There’s a phrase in baking.


It means that when you’ve handled a lump of dough too much or too long, what you end up with a loaf of bread that’s too brittle, with no stretch or give. It just snaps or shatters when you try to make it stretch into an hour and a half of sci-fi dystopia.

No, wait, it’s possible we had a metaphor collision there, but the point, such as it was, is one that stands when talking about Chaos Walking, the new movie based on The Knife Of Never Letting Go, by Patrick Ness.

The book came out in 2008, and had an interesting central premise – in the 23rd century, Earth colonists have landed on a world where all living creatures hear each other’s thoughts, whether as voices or a cloud of images around them.

Except there are no women.

That strand of the premise is an over-stretch to begin with. When you’re introduced to our hero, a young man named Todd Hewitt (played a little distractingly in the movie by Tom ‘Spider Man’ Holland), and realise he believes the mythology of his town, that all the women were slaughtered by an indigenous species who miraculously left the men unscathed, it puts a heck of a strain on your credulity, which can only be held in place if the answer is enormous chicanery by the local embodiment of state power.

That embodiment of state power? Mads Mikkelsen as David Prentiss, Mayor of the modestly named Prentisstown.

Prentiss and Co have established an olde-worlde wild west agrarian version of a frontier colony, apparently in the absence of women, and that sets you thinking immediately about where they get new people from, and how recent this slaughter of the women must have been. Most of the men in the place must know or have memories of that time, that event. But not Todd Hewitt, who was a baby at the time (and as such can act as an innocent avatar for the viewer’s hopes).

Then a scout ship crashes in their less-than-idyllic world, and conveniently enough, all its crew die, save one – a girl named Viola (played equally distractingly by Daisy ‘Rey Palpatine’ Ridley). When Todd discovers her, the pair begin a race against the inevitable consequences of the state finding Viola, whose people are following in a main ship. She has to find a way to signal that ship or be stranded on the colony world for the rest of her life. Think ET phone home, if Elliott had never seen a girl before, and ET was one.

We won’t spoiler the Big Reveal for you, because it’s so screamingly obvious that anyone aged, say, 10 or more will immediately have worked it out. And that’s really the problem we mentioned coming in.

2008 feels a lifetime away in terms of the revealed misogyny of the western patriarchies, so of course a science-fiction world in which the thoughts of the sexes towards each other were visible would be a nightmare dystopia.

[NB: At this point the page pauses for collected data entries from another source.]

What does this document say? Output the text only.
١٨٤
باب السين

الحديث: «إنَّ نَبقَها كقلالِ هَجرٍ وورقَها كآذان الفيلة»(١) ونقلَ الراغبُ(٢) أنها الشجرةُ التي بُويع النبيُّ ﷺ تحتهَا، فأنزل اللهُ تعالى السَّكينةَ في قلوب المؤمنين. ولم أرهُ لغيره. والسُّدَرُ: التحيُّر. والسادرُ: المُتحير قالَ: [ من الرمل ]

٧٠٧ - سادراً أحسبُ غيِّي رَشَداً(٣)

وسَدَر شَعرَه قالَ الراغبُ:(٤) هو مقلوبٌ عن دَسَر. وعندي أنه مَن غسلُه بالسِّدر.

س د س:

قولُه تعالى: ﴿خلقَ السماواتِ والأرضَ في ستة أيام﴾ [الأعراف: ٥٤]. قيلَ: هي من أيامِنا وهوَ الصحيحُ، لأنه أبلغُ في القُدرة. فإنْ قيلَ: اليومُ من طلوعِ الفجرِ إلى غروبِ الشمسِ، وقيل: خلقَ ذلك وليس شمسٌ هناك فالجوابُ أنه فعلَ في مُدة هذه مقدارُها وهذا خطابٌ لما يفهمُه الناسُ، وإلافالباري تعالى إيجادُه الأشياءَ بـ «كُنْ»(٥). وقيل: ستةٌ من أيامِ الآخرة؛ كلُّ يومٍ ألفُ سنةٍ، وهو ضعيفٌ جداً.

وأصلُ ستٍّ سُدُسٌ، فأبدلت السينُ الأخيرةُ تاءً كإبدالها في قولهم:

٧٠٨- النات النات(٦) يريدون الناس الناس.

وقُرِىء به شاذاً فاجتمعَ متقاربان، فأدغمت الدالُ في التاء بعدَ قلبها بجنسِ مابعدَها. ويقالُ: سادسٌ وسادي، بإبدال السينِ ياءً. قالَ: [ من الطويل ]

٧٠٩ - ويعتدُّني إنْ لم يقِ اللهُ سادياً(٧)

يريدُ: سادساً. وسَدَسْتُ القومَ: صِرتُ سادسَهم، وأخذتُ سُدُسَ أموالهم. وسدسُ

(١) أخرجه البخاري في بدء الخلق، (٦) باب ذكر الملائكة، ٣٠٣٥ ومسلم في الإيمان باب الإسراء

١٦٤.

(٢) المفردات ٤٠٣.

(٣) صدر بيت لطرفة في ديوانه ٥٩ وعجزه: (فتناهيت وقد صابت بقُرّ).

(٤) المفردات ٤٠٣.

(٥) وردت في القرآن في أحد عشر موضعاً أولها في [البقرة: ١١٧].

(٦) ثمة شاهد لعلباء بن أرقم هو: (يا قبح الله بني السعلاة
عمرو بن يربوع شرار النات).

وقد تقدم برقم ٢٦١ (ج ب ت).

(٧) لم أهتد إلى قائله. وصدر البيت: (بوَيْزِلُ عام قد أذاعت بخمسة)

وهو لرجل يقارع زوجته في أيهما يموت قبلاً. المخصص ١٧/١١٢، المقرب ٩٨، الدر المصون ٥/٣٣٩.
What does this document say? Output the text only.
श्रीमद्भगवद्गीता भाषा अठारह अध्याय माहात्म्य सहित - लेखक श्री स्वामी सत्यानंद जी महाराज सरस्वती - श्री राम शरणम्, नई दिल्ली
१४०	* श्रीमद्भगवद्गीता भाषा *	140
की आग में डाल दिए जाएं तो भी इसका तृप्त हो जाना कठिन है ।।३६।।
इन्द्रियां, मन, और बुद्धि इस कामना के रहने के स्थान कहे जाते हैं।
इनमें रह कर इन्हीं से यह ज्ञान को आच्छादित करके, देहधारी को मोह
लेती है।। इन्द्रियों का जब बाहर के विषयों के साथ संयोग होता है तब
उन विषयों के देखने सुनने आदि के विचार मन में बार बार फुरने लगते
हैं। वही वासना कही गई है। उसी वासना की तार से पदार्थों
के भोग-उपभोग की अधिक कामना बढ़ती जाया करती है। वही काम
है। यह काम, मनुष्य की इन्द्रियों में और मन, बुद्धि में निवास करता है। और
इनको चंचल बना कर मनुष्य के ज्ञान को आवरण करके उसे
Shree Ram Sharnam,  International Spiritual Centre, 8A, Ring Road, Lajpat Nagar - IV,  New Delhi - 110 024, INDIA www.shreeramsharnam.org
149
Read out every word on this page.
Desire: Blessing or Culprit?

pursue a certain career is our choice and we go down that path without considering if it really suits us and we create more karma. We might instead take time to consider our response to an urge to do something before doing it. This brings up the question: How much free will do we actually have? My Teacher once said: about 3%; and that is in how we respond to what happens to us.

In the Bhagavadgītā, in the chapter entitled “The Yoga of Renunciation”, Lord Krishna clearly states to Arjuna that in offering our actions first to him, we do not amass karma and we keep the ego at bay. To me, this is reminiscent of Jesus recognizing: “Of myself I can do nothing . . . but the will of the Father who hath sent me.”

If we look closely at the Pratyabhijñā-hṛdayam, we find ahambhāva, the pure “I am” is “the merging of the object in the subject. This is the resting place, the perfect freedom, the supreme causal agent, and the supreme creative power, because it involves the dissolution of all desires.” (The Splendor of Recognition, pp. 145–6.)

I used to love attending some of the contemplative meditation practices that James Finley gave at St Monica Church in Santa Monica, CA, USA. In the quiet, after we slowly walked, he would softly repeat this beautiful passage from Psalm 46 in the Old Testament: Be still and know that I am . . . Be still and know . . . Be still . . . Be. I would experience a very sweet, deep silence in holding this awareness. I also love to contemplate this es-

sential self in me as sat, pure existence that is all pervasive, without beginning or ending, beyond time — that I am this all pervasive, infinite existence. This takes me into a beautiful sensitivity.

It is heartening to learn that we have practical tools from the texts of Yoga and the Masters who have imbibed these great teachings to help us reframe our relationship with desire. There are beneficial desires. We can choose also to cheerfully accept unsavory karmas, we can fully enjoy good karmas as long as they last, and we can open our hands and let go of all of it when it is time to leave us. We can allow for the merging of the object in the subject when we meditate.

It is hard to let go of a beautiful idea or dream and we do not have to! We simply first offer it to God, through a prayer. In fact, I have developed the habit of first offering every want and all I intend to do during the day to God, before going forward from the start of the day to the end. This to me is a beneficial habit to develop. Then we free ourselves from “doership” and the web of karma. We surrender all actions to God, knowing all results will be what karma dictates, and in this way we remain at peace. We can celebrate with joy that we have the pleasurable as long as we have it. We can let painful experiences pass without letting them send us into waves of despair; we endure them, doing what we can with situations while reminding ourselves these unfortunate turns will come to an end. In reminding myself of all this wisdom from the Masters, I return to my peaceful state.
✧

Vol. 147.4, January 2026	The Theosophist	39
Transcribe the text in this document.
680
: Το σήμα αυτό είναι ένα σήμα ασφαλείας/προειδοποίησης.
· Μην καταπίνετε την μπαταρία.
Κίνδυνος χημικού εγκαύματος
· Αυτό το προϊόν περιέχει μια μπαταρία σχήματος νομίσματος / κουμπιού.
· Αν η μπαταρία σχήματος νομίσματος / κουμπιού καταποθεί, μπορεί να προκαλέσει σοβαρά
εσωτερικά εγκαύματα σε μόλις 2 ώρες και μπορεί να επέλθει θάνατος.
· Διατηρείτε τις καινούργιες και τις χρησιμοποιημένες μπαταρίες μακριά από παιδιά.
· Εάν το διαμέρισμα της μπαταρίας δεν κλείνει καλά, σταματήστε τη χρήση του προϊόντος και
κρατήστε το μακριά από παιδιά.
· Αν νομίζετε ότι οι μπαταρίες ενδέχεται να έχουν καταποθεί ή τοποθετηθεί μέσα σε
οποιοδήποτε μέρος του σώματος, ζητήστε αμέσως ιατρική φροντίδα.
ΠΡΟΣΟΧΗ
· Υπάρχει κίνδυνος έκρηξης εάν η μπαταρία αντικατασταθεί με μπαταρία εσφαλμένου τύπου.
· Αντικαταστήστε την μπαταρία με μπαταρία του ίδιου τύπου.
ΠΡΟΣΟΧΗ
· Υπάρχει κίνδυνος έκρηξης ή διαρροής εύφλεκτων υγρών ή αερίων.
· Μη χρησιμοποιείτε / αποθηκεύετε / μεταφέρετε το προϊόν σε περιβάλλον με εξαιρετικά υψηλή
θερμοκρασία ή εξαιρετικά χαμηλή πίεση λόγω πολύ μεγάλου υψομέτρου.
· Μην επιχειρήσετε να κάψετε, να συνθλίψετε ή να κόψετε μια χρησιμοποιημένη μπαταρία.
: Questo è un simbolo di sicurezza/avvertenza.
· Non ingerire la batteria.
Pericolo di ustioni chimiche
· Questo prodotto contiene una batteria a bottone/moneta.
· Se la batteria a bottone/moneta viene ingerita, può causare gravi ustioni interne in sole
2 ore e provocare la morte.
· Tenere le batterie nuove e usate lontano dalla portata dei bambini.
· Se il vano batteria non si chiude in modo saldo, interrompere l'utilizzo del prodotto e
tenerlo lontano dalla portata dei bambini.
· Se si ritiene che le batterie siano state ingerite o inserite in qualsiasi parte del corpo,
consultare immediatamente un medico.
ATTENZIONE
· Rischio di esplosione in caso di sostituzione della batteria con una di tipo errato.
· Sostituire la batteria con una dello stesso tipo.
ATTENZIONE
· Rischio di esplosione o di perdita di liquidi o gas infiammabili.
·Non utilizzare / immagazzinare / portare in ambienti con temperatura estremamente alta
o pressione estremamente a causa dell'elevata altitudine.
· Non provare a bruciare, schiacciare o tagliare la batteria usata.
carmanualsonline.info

If you’re a woman on the internet in 2021, the world of Chaos Walking probably feels far too close to home. It may have felt that way in 2008 too, but after four years where misogyny and fragile fear of ‘the other’ has unapologetically and nakedly ruled the world, having those qualities personified in Prentiss is if anything too subtle and too obvious.

Again, it wasn’t too subtle or too obvious in 2008, but from our vantage point in 2021, the warning as which it started out feels like a re-run even when we start the movie.

Hewitt’s combination of white knight syndrome and obvious attraction to Viola – which makes itself known in a cringey but at least non-violent scene where he imagines his help leading to kisses – feels like the product of a more innocent, not to say a more clueless age.

And the trope of fairy stories, that men acting to help women in danger must be ultimately rewarded with romantic (which, underneath all the euphemism, is to say sexual) interest is not avoided here. Again, you can see where the thought process comes from, but in 2021, it feels off-kilter and off-key.

So…is there anything good to say about Chaos Walking?

Sure. The premise is visually very well delivered, the effects of the ‘Noise’ – the ungoverned or poorly-governed thoughts of men – having benefited from the decade and change of time and effects between the book’s release and the movie’s.

It’s also by no means the fault of the lead actors that they distract rather than drawing us into the world of the story. They act well in these roles, for all there’s little underlying development of their characters bar a formulaic ‘boy meets girl, helps her through adversity, wonders if she’ll feel obliged to sleep with him in gratitude’ arc.

The distraction is merely a product of the actors being famous from (among much else) strongly geek-centric properties, so they lose the anonymity within a geeky setting that should sell them to us as these characters. It’s like discovering John Wayne acting in a western – it becomes a John Wayne movie, and the actual character he plays becomes relatively irrelevant. So here with Holland and Ridley, there’s a sense of “geek-actors play sci-fi.” That shouldn’t be distracting, but ultimately is.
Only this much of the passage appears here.